As someone who has been dealing with these issues for the past two decades, hearing the same, first-year undergraduate arguments about God's existence, about the nefarious social influence of religion, and about the possibility of a secular ethic is really quite tiresome. Yet, at "On Faith", Sally Quinn gives space to Herb Silverman, who founded and is President of something called the Secular Coalition of America. Wow, how counter-cultural.
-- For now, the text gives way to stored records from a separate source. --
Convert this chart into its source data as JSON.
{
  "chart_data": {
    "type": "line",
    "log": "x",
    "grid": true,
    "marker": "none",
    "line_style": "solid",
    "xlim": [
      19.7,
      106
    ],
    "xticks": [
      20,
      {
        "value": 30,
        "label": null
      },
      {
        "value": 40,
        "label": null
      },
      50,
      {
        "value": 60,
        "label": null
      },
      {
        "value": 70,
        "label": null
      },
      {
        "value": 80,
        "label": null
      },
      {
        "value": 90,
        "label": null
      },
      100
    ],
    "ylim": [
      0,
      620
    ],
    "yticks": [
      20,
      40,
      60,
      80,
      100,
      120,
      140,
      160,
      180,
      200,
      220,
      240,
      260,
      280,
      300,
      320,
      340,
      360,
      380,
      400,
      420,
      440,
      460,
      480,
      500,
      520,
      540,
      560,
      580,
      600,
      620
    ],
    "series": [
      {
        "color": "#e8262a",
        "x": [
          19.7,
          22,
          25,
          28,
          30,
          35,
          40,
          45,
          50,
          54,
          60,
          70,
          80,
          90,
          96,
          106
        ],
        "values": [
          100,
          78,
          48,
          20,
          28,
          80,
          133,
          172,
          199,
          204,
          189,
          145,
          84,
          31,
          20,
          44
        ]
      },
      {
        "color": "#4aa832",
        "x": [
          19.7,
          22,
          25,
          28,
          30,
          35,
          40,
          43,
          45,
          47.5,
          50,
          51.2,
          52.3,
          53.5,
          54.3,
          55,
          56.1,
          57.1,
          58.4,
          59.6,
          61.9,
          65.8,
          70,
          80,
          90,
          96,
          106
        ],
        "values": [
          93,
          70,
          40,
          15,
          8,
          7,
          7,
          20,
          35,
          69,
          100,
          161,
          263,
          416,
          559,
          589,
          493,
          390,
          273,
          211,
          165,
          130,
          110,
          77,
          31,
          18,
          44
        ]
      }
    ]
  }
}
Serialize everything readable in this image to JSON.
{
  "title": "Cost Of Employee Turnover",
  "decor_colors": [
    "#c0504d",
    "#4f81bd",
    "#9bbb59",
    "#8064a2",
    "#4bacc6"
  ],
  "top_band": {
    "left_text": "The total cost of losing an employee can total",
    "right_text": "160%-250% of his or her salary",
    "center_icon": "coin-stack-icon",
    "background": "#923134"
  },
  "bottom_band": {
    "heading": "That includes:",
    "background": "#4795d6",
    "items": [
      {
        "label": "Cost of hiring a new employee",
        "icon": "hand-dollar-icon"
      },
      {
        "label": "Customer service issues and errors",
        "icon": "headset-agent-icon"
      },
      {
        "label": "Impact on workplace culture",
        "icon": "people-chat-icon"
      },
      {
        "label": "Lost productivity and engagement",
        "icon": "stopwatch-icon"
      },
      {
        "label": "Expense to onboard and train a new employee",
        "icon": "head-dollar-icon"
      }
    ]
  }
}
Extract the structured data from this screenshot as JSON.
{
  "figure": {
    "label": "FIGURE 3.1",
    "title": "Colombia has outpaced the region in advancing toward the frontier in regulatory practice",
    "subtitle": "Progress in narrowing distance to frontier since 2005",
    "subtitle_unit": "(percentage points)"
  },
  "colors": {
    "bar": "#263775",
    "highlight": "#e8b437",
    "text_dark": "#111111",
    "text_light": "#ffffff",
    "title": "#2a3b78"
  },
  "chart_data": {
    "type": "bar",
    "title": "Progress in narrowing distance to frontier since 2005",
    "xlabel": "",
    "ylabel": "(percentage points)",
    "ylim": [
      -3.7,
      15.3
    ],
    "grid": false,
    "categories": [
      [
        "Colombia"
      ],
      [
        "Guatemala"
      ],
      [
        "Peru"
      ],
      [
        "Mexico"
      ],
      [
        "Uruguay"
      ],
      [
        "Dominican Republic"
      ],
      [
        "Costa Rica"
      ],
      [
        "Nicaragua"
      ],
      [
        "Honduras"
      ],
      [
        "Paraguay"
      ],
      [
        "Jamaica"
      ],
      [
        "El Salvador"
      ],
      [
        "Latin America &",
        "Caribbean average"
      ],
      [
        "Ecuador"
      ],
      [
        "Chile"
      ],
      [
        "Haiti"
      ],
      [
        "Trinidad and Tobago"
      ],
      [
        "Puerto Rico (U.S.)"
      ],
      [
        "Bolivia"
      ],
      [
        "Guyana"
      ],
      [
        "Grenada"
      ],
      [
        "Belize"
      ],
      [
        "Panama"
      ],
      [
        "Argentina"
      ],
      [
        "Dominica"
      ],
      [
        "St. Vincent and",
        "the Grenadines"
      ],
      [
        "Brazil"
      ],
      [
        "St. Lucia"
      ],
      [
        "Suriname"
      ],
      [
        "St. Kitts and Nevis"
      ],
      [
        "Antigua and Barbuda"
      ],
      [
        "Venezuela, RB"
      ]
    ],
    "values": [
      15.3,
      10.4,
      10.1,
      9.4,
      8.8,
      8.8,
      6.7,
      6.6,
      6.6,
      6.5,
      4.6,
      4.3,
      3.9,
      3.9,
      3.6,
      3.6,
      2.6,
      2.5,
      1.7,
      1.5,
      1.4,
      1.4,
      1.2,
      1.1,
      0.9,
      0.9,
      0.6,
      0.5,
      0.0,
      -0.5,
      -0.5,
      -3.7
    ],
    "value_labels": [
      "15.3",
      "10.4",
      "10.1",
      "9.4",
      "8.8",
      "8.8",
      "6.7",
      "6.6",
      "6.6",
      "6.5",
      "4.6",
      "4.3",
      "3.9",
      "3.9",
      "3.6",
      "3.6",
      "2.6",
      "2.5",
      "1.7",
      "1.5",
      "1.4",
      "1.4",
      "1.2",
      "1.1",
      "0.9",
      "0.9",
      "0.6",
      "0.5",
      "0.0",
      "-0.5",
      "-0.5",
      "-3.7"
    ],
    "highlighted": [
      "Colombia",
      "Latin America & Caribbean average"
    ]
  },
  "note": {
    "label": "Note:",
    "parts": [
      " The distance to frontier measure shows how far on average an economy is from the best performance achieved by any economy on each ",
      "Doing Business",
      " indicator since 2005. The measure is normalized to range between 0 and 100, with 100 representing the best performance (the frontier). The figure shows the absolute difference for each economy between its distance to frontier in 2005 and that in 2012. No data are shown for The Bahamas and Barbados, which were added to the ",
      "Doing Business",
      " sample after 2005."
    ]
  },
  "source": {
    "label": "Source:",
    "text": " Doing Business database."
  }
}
As to the first, that is God's existence, my response anymore is, "Who cares?" God's existence is no more dependent upon some kind of argument deemed "rational" or "logical" than is the existence of gravity, evolution, or second law of thermodynamics. Whether or not an individual, or a whole planet for that matter, believes in God or not no more renders God non-existent than a refusal to accept the evidence for evolution somehow renders the theory invalid. Most first-year undergraduates who take some kind of survey class in western thought run up against the same arguments Silverman offers here. While they might be exhilarating to an 18-year-old who is hearing them for the first time, their novelty wore off a long time ago.
As to the question of "belief" and its social dimension, I cannot imagine an issue for which I care less than perhaps the previous one. All social phenomena have both good and bad aspects, religion among the rest. Since Silverman has no idea what he's talking about when he speaks of belief, as it operates for Christian believers at any rate; since Silverman seems to think that Christianity is the sum total of religious expression in the United States (odd, considering his surname), his argument is nonsensical from the get-go, because other religions define belief, and the content thereof in completely different ways, and live it out in ways that are alien to the Christian mind-set.
Finally, is it surprising to anyone, after nearly 200 years of doing so, that there are ethical codes that are quite successful that have nothing at all to do with God? It shouldn't be, at least to anyone who has been paying attention. Yet, to judge from the readers comments, as well as Silverman's, one finds the idea somehow fresh and new to some people. Again, it might be a good idea for them to return to undergraduate school and take a survey class in Enlightenment, Romantic, and modernist/post-modernist thought.
Like conservatives who spew out gobbledygook, the best way to treat nonsense like this is not to respond to it, but just point and laugh. When adults are carrying on a conversation, and a child interrupts, we usually stare for a moment then carry on as usual. Best way to treat garbage like this as well.